Lake Maggiore (Italian: Lago Maggiore, pronounced [ˈlaːɡo madˈdʒoːre] lit. ‘Greater Lake’ or Verbano [verˈbaːno]; Latin: Lacus Verbanus) is a large lake located on the south side of the Alps. It is the second largest lake in Italy in the Lombardy region and largest lake of the canton of Ticino, Switzerland. Lake Maggiore is the most westerly of the three great prealpine lakes of Italy, it extends for about 70 kilometres (43 miles) between Locarno and Arona.
The climate is mild in both summer and winter, producing Mediterranean vegetation, with beautiful gardens growing rare and exotic plants. Well-known gardens include those of the Isola Madre, Isola Bella and the Isole di Brissago, that of the Villa Taranto in Verbania, and the Alpinia botanical garden above Stresa.
Lake Maggiore is 68 kilometers (42 miles) long, and 3 to 5 km (2 to 3 miles) wide, except at the bay opening westward between Pallanza and Stresa, where it is 10 km (6 mi) wide. It is the longest Italian lake, but Lake Garda has a greater area. Its mean height above the sea level is 193 meters; a deep lake, its bottom is almost everywhere below sea-level: at its deepest, 179 meters below. Its form is very sinuous, so that there are few points from which any considerable part of its surface can be seen at a single glance. If this lessens the effect of the apparent size, it increases the variety of its scenery. While the upper end is completely alpine in character, the middle region lies between hills of gentler form, and the lower end advances to the verge of the plain of Lombardy.
The lake basin has tectonic-glacial origins and its volume is 37 cubic kilometers (9 cu mi). The lake has a surface area of about 213 cubic kilometers (51 cu mi), a maximum length of 54 km (34 mi) and, at its widest, is 12 km (7 mi). Its main tributaries are the Ticino, the Maggia, the Toce (by which it receives the outflow of Lake Orta) and the Tresa (which is the sole emissary of Lake Lugano). The rivers Verzasca, Giona, and Cannobino also flow into the lake.
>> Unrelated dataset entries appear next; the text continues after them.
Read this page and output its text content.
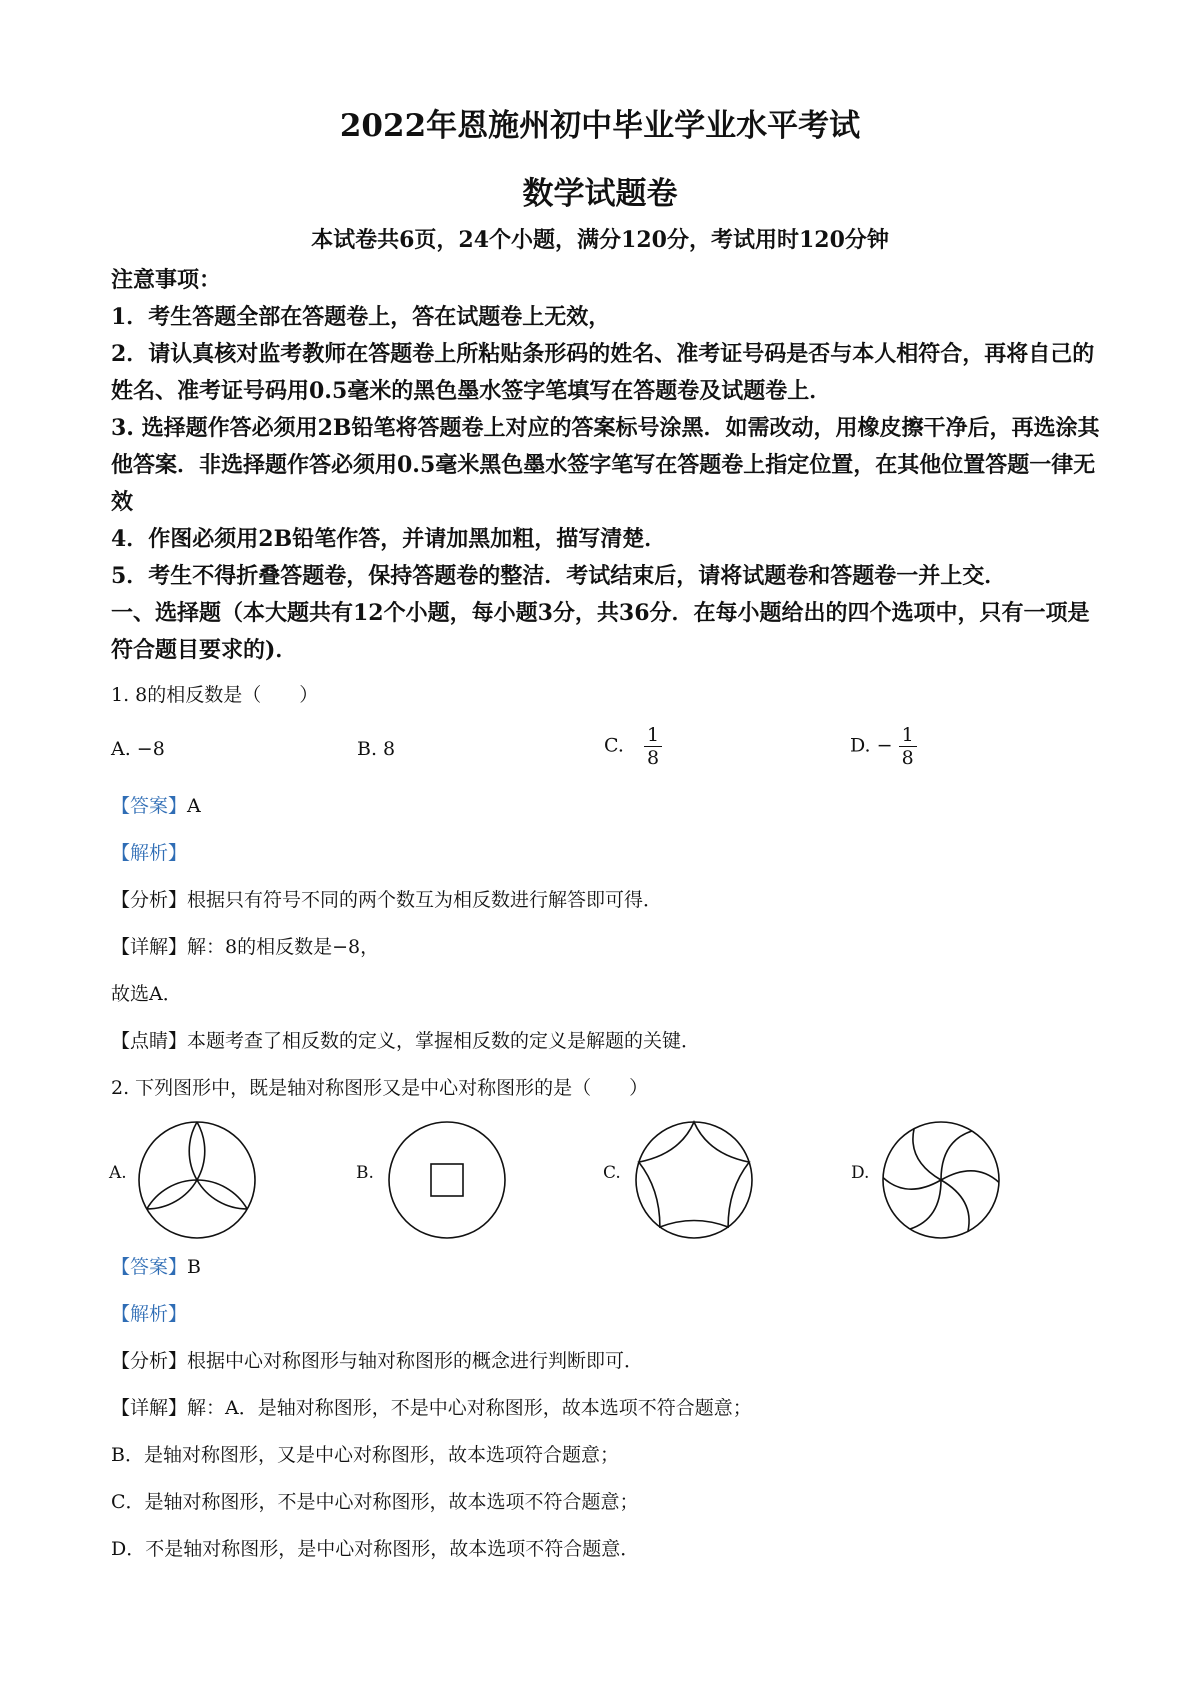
2022年恩施州初中毕业学业水平考试
数学试题卷
本试卷共6页，24个小题，满分120分，考试用时120分钟

注意事项：

1．考生答题全部在答题卷上，答在试题卷上无效，

2．请认真核对监考教师在答题卷上所粘贴条形码的姓名、准考证号码是否与本人相符合，再将自己的姓名、准考证号码用0.5毫米的黑色墨水签字笔填写在答题卷及试题卷上．

3. 选择题作答必须用2B铅笔将答题卷上对应的答案标号涂黑．如需改动，用橡皮擦干净后，再选涂其他答案．非选择题作答必须用0.5毫米黑色墨水签字笔写在答题卷上指定位置，在其他位置答题一律无效

4．作图必须用2B铅笔作答，并请加黑加粗，描写清楚．

5．考生不得折叠答题卷，保持答题卷的整洁．考试结束后，请将试题卷和答题卷一并上交．

一、选择题（本大题共有12个小题，每小题3分，共36分．在每小题给出的四个选项中，只有一项是符合题目要求的)．

1. 8的相反数是（　　）
A. −8	B. 8	C. $\frac{1}{8}$	D. − $\frac{1}{8}$
【答案】A
【解析】
【分析】根据只有符号不同的两个数互为相反数进行解答即可得．
【详解】解：8的相反数是−8，
故选A．
【点睛】本题考查了相反数的定义，掌握相反数的定义是解题的关键．
2. 下列图形中，既是轴对称图形又是中心对称图形的是（　　）
A.	B.	C.	D.
【答案】B
【解析】
【分析】根据中心对称图形与轴对称图形的概念进行判断即可．
【详解】解：A．是轴对称图形，不是中心对称图形，故本选项不符合题意；
B．是轴对称图形，又是中心对称图形，故本选项符合题意；
C．是轴对称图形，不是中心对称图形，故本选项不符合题意；
D．不是轴对称图形，是中心对称图形，故本选项不符合题意．
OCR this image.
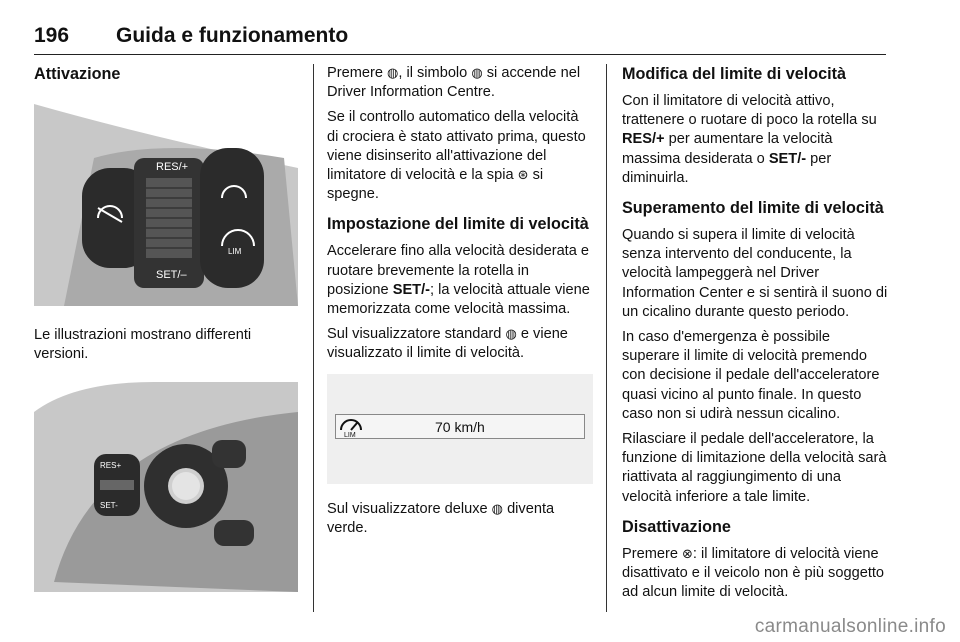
196 Guida e funzionamento
Attivazione
RES/+
SET/–
LIM

Le illustrazioni mostrano differenti versioni.

RES+
SET-

Premere ◍, il simbolo ◍ si accende nel Driver Information Centre.

Se il controllo automatico della velocità di crociera è stato attivato prima, questo viene disinserito all'attivazione del limitatore di velocità e la spia ⊛ si spegne.

Impostazione del limite di velocità

Accelerare fino alla velocità desiderata e ruotare brevemente la rotella in posizione SET/-; la velocità attuale viene memorizzata come velocità massima.

Sul visualizzatore standard ◍ e viene visualizzato il limite di velocità.

LIM
70 km/h

Sul visualizzatore deluxe ◍ diventa verde.

Modifica del limite di velocità

Con il limitatore di velocità attivo, trattenere o ruotare di poco la rotella su RES/+ per aumentare la velocità massima desiderata o SET/- per diminuirla.

Superamento del limite di velocità

Quando si supera il limite di velocità senza intervento del conducente, la velocità lampeggerà nel Driver Information Center e si sentirà il suono di un cicalino durante questo periodo.

In caso d'emergenza è possibile superare il limite di velocità premendo con decisione il pedale dell'acceleratore quasi vicino al punto finale. In questo caso non si udirà nessun cicalino.

Rilasciare il pedale dell'acceleratore, la funzione di limitazione della velocità sarà riattivata al raggiungimento di una velocità inferiore a tale limite.

Disattivazione

Premere ⊗: il limitatore di velocità viene disattivato e il veicolo non è più soggetto ad alcun limite di velocità.

carmanualsonline.info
Its outlet is the Ticino which, in turn, joins the river Po just south-east of Pavia.
The lake’s jagged banks are surrounded by the Lepontine Alps. The western bank is in Piedmont (provinces of Novara and Province of Verbano-Cusio-Ossola) and the eastern in Lombardy (province of Varese), whereas the most northerly section extends thirteen kilometers (8.1 miles) into the canton of Ticino, where it constitutes its lowest point above sea-level as well as that of Switzerland.
Lake Maggiore weather is generally mild. It is known for its Mediterranean-like climate where tropical and sub-tropical plants can grow year-round. During winter, the lake helps to maintain a higher temperature in the surrounding region (since water releases heat energy more slowly than air). The temperatures are cooled down in summer by the breezes that blow on the water’s surface changing its colour. The area enjoys nearly 2300 hours of sunshine a year and an average annual temperature of 15.5 °C (60 °F). The water of the lake has a comfortable temperature of 20 °C (68 °F) to 22 °C (72 °F) in July and August. In winter snowfall is erratic and primarily affects the higher elevations. Rainfall is heaviest in May and lowest during the winter months.]
The Sacred Mountain of Ghiffa is a Roman Catholic devotional complex in the comune of Ghiffa, (Piedmont, northern Italy), overlooking the Lake Maggiore. It is one of the nine Sacri Monti of Piedmont and Lombardy, included in UNESCO World Heritage list.